Here’s an extreme case. By no means am I claiming this is the whole story, but it’s a big part of the story that is routinely omitted from popular discussions:
Imagine your country has been invaded and conquered by a ruthless foreign army. During the early stages of the occupation, any sign of opposition to the regime gets you promptly executed, including simply clinging to the ancient culture you’ve inherited. Many thousands have died. Order is brutally imposed and enforced.
Neighboring countries narrowly escape conquest. They hear the horror stories as refugees stream into their territories, and, in the few places where the enemy has been repulsed, they can see for themselves how the conquered peoples have been treated. They are both terrified and horrified. They mount a counter-attack.
The battle rages for years. Whenever conquered territories are liberated, the newly freed people flock to the cause. Finally, after a long and bloody war, the invaders are defeated.The celebration is deafening, the heroes immortalized in story and song.
As is the case in every war, there were collaborators. Understandably, the people who resisted, and who fought and won the war, loath them. Lynch mobs break out. People die. Worst of all – and this also happens in every war – men of bad will start flinging accusations around, and use the post-war emotions as a means to get unpopular people killed, and their wealth seized.
The local religious authorities reluctantly get involved. They attempt to set up some war trials, in order to keep innocent people from suffering mob violence. At the same time, there were plenty of real collaborators and sympathizers, people whose cooperation helped keep the enemy in power. These people, when found, are handed over to the authorities. Over the course of several years, several thousand people are convicted and handed over to death.
This is a pretty accurate high level description of the Islamic conquest of Spain, the Reconquista and the Spanish Inquisition (at least, the parts of the Inquisition that took place during and immediately after the Reconquista).
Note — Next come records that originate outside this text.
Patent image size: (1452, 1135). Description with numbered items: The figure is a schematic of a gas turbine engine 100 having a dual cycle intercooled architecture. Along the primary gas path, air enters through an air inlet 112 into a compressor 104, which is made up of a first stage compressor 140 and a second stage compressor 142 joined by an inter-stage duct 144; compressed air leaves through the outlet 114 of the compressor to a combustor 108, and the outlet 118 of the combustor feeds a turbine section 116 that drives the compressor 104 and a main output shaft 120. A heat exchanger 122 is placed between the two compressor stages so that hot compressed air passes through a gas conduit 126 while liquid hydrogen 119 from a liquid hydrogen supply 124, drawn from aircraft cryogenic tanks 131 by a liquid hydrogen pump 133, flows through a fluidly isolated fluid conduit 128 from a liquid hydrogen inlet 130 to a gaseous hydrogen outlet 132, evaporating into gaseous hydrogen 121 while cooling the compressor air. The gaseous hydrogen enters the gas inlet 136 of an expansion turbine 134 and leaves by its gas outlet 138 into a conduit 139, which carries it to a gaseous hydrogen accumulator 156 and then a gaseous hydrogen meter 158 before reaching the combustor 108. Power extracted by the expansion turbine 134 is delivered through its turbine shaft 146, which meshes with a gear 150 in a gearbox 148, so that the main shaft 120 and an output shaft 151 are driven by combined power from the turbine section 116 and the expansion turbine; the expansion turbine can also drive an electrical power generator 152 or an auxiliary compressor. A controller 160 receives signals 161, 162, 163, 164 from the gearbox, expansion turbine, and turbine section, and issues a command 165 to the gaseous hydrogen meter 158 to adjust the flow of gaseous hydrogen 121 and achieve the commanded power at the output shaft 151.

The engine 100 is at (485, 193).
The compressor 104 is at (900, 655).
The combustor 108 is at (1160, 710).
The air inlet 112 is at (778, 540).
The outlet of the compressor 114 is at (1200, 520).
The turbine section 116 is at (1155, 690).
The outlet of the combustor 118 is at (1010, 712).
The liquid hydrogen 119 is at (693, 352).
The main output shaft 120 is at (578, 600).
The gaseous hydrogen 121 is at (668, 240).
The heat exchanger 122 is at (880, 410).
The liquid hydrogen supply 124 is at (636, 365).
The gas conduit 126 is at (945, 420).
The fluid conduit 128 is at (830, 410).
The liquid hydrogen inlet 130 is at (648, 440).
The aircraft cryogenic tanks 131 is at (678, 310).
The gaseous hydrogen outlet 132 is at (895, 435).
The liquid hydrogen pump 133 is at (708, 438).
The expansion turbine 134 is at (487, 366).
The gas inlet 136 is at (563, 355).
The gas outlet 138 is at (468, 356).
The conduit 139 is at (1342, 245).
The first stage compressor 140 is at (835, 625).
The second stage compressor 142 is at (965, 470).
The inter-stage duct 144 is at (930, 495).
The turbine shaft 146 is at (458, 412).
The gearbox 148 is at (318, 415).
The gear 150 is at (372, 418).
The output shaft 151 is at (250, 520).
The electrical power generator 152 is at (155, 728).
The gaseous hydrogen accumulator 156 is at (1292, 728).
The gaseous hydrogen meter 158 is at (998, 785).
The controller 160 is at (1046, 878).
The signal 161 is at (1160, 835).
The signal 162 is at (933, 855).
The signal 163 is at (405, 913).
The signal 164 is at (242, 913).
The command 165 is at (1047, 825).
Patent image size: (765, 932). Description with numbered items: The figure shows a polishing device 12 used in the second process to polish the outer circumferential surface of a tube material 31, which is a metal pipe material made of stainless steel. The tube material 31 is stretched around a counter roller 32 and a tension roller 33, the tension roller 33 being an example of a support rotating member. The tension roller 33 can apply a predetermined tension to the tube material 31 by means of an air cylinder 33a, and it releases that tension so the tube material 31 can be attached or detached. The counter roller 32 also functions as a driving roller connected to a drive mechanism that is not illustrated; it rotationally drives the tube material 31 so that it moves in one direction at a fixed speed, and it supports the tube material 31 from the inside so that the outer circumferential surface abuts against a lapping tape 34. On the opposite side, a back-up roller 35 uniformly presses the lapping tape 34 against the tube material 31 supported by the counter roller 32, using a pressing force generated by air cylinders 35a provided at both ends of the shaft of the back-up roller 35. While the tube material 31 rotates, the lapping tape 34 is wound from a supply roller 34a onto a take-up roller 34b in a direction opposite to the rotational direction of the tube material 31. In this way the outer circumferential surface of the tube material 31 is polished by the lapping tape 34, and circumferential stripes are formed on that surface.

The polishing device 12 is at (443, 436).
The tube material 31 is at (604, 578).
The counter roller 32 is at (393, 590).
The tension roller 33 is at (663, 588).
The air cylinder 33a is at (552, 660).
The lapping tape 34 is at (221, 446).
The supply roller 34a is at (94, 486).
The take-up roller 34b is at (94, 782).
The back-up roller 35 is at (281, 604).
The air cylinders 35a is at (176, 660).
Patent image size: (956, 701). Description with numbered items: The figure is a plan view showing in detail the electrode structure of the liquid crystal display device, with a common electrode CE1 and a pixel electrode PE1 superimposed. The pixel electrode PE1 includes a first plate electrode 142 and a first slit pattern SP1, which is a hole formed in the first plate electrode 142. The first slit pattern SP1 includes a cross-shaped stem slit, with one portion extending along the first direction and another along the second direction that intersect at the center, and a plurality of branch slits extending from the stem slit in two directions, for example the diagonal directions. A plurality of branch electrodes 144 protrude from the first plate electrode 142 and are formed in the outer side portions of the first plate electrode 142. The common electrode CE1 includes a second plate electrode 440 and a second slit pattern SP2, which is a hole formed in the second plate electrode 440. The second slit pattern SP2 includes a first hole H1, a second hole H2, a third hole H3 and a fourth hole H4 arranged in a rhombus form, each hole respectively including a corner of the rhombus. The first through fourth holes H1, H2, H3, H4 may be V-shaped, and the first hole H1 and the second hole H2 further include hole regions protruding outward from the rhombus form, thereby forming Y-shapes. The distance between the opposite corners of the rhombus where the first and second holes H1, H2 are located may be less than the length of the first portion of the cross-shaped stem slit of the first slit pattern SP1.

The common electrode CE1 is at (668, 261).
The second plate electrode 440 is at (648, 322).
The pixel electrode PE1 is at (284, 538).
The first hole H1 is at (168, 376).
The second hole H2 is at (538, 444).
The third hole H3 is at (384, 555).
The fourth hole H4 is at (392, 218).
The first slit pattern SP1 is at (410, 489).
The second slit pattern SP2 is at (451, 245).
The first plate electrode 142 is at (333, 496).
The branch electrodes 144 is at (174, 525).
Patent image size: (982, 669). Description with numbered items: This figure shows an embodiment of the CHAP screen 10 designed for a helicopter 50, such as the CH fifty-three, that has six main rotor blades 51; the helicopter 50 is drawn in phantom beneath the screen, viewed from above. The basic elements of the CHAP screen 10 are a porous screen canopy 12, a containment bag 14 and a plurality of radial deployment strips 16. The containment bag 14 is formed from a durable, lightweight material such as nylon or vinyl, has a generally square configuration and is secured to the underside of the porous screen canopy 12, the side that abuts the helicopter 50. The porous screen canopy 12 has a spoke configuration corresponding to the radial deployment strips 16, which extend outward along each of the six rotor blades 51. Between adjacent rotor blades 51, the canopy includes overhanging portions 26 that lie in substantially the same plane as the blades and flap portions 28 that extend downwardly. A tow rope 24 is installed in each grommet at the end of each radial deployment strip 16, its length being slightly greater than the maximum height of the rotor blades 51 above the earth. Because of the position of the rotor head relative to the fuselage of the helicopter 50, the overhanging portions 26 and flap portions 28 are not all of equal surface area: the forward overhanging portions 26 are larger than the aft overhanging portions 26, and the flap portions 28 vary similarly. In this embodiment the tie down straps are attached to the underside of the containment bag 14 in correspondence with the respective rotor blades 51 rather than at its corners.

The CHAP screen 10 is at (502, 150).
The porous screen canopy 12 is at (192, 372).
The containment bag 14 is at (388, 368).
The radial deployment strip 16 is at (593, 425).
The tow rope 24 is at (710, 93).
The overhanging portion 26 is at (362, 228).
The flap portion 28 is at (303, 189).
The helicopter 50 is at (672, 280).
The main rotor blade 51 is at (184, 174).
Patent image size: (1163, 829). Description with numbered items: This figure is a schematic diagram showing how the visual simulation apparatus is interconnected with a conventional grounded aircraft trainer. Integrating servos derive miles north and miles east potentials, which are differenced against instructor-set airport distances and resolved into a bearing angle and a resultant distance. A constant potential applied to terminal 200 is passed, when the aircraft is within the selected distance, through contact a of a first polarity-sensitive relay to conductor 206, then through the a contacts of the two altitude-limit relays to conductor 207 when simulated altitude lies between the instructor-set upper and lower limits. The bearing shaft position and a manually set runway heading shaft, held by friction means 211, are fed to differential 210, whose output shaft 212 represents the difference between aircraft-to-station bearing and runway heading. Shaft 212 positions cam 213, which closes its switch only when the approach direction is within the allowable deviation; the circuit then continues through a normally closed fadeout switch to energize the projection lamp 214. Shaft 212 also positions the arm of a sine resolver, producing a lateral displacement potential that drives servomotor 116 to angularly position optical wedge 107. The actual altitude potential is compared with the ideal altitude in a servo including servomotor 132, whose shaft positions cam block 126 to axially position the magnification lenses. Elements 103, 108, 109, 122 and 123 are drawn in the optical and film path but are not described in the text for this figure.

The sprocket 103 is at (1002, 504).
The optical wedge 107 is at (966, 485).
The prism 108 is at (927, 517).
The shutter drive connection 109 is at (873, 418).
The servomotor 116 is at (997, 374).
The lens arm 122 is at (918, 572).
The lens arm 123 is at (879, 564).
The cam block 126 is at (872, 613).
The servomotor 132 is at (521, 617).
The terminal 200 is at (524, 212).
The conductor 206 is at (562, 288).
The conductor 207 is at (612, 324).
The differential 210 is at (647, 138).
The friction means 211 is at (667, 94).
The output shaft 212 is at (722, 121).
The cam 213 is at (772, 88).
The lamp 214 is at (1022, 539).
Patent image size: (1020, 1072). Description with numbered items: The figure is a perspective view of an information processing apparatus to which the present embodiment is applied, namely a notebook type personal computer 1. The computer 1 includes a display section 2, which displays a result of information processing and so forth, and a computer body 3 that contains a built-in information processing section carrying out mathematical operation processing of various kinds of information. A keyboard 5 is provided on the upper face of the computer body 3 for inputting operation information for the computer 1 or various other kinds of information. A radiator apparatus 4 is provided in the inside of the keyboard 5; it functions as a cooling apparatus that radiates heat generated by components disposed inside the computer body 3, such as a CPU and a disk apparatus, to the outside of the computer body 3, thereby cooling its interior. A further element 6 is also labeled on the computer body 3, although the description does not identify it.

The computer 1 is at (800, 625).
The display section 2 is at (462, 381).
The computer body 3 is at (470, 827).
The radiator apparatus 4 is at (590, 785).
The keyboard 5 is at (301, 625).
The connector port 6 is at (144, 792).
Sure, there’s more to the story: the trials under the Inquisition radically fail our ideas of fairness (although they looked pretty good by comparison to their historical antecedents), it’s very likely that many of the trials were motivated by revenge, greed, bigotry, and so on, and, once the Islamic invaders felt more secure, they did lighten up on the summary execution thing, the legendary flowering of Sephardic Jews took place under their rule. (Of course, this is the very thing that got Jews in general labeled collaborators – because many of them, by all accounts, certainly were. However sympathetic we are to the tough spot Spanish Jews found themselves in, it’s also important to see things from the viewpoint of the Christian Spaniards as well.)